Each self-taught, Durden and Cortez have built distinct and powerful mural painting practices.
Bakpak Durden lives and works in Detroit, where they were born and raised.
Durden is a self-described “self-taught, multi-hyphenate, anti-disciplinary artist, alchemist, and mystic.” Pulling from various figurative art techniques, movements, and styles, including hyperrealist representation, Baroque art, and surrealism, Durden employs a wide range of mediums—paint, graphite, film photography, and the written word—to construct hyper-surrealistic and conceptual works of art. Durden’s artworks illuminate the complexity and precarity of human emotion, universal existence, spiritual existence, and identity by conscientiously examining their own. Durden is focused on continuing their work within community, highlighting Black trans, post-gender and queer resiliency in addition to mental health, neurodiversity, and disability advocacy.
Their past exhibitions include Salon Redux at David Klein Gallery in Detroit and Embodiment at Heron Arts in San Francisco. Their solo exhibitions include The Eye of Horus at Cranbrook Art Museum (2022), and INTERMEDIUM (2023), at University of Michigan’s Stamps Gallery. They are also the steward of Paper Street Press Co., a zine press and collaborative project, creating chaos through print media.
Ijania Cortez lives and works in Detroit, where she was born and raised.

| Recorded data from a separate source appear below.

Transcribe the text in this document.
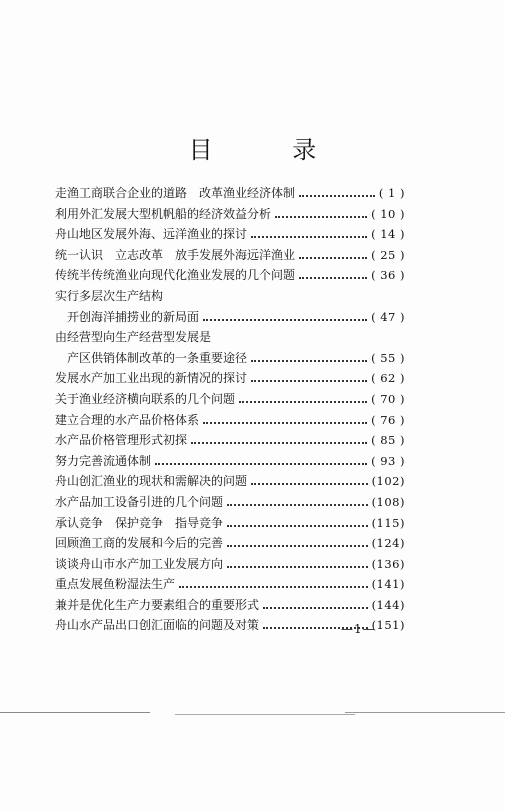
目 录
走渔工商联合企业的道路　改革渔业经济体制	( 1 )
利用外汇发展大型机帆船的经济效益分析	( 10 )
舟山地区发展外海、远洋渔业的探讨	( 14 )
统一认识　立志改革　放手发展外海远洋渔业	( 25 )
传统半传统渔业向现代化渔业发展的几个问题	( 36 )
实行多层次生产结构
开创海洋捕捞业的新局面	( 47 )
由经营型向生产经营型发展是
产区供销体制改革的一条重要途径	( 55 )
发展水产加工业出现的新情况的探讨	( 62 )
关于渔业经济横向联系的几个问题	( 70 )
建立合理的水产品价格体系	( 76 )
水产品价格管理形式初探	( 85 )
努力完善流通体制	( 93 )
舟山创汇渔业的现状和需解决的问题	(102)
水产品加工设备引进的几个问题	(108)
承认竞争　保护竞争　指导竞争	(115)
回顾渔工商的发展和今后的完善	(124)
谈谈舟山市水产加工业发展方向	(136)
重点发展鱼粉湿法生产	(141)
兼并是优化生产力要素组合的重要形式	(144)
舟山水产品出口创汇面临的问题及对策	(151)
—1—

Cortez is a self-taught artist whose practice is centered around painting but also includes murals and mixed-media works. Cortez is known for the utilization of color in her portraits, which consist exclusively of depictions of Black men from the inner city. Her work, influenced by a modest childhood in 1990s Detroit and her love for the residents there, serves to create conversations between painting and the viewer. She uses neon color to connote the modern era, showing her subjects as natural and central in environments that are unnatural, a reflection of the human-made conditions of the city. Ultimately, Cortez interrogates beauty and vulnerability in masculinity, as well as the ability to thrive and exist despite adversity.
Her first solo exhibition, A Summer Nativity, was held at Camilo Pardo, Detroit, in 2017.